The phrank scores seem to match the gene-level scores in the previous file.

If I ran every individual proband in its own cohort, would I get different phrank scores for each gene (and preferably for tested phenotypes)?

  1. Troubleshooting: This is the logifle for calculate_phrank, and I wanted to make sure nothing was impacted in the analysis
    
    `logs/calculate_phrank/COHORT.log`

/REDACTED/workflow/scripts/calculate_phrank.py:212: YAMLLoadWarning: calling yaml.load() without Loader=... is deprecated, as the default Loader is unsafe. Please read https://msg.pyyaml.org/load for full details. cohort_list = yaml.load("".join(yamlfile))

williamrowell commented 1 year ago

Question to check my understanding RE phrank score: When reading the documentation, I assumed there would be 1 phrank score per phenotype studied, per gene, per individual. And this phrank score could be used to jumpstart clinical diagnoses.

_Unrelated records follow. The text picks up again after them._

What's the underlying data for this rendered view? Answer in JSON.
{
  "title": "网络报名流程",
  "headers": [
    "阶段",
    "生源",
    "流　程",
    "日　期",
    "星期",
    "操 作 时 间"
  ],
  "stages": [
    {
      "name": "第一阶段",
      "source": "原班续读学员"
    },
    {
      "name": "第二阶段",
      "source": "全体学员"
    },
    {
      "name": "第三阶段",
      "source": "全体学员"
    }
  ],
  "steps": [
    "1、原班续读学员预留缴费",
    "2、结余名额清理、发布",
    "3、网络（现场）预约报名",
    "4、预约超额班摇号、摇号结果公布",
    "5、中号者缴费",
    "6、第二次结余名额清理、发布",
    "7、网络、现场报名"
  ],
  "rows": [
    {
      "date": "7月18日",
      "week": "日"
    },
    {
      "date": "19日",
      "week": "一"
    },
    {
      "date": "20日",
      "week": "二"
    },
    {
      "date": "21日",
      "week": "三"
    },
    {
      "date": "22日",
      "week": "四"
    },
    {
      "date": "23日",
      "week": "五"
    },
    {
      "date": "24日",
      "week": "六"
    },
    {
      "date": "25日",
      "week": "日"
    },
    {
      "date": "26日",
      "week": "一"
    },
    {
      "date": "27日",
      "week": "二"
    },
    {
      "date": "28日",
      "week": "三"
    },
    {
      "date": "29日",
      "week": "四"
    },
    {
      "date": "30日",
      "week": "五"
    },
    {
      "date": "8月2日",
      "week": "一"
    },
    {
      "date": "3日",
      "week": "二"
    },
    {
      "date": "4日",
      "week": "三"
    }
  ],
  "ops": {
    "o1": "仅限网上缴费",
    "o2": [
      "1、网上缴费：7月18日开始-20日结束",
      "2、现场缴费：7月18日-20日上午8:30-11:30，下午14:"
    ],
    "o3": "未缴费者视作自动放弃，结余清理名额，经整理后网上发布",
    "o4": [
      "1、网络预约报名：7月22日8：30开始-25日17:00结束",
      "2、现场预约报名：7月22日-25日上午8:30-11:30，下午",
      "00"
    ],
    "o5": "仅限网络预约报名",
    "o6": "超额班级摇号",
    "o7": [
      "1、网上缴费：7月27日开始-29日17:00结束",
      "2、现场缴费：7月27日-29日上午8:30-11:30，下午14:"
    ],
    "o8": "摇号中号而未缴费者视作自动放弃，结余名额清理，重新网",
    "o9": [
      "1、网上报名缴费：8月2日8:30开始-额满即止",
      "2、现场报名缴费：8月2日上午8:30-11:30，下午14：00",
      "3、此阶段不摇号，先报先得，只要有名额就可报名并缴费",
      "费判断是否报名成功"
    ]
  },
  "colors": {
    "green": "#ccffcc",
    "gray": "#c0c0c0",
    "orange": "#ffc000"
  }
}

The Phrank method generates a score for each gene to describe how well variants in that gene could explain a set of phenotypes. Phrank scores are not normalized, and the maximum phrank score increases with the number of phenotypes provided. Think of it as a way to rank sort candidates rather than a threshold.

For our implementation:

  1. Given a set of HPO terms associated with a case, generate a phrank score per gene and store in a lookup table.
  2. Lookup every rare variant with functional consequence in svpack.vcf or deepvariant.vcf and associate with the phrank score in the affected gene. This goes into the tsv files.

If I ran every individual proband in its own cohort, would I get different phrank scores for each gene (and preferably for tested phenotypes)?

Every unrelated proband should be in its own cohort with its own HPO terms. Think of cohorts as families.

Troubleshooting: This is the logifle for calculate_phrank, and I wanted to make sure nothing was impacted in the analysis

YAMLLoadWarning is a warning that a function call we used is deprecated. No error has occurred.

lauragails commented 1 year ago

Got it. So in cohort.yaml I put "HP:0000717" for the whole cohort, because the whole cohort does have autism (but almost certainly with differing underlying genetic contributions). I will treat each cohort as a family going forward.

RE algorithm: Approximately can I assume: The set of HPO terms would be approximated by looking at the terms connected N degrees from this phenotype in: resources/hpo/hpoDag.txt

Genes mapped to each HPO term are in: resources/hpo/ensembl.hpoPhenotype.tsv

Thank you again!

williamrowell commented 1 year ago

I know our use of cohort is confusing, and we'll try to make it clearer going forward in future workflows. Maybe "case" or "family" would have been a better choice of words?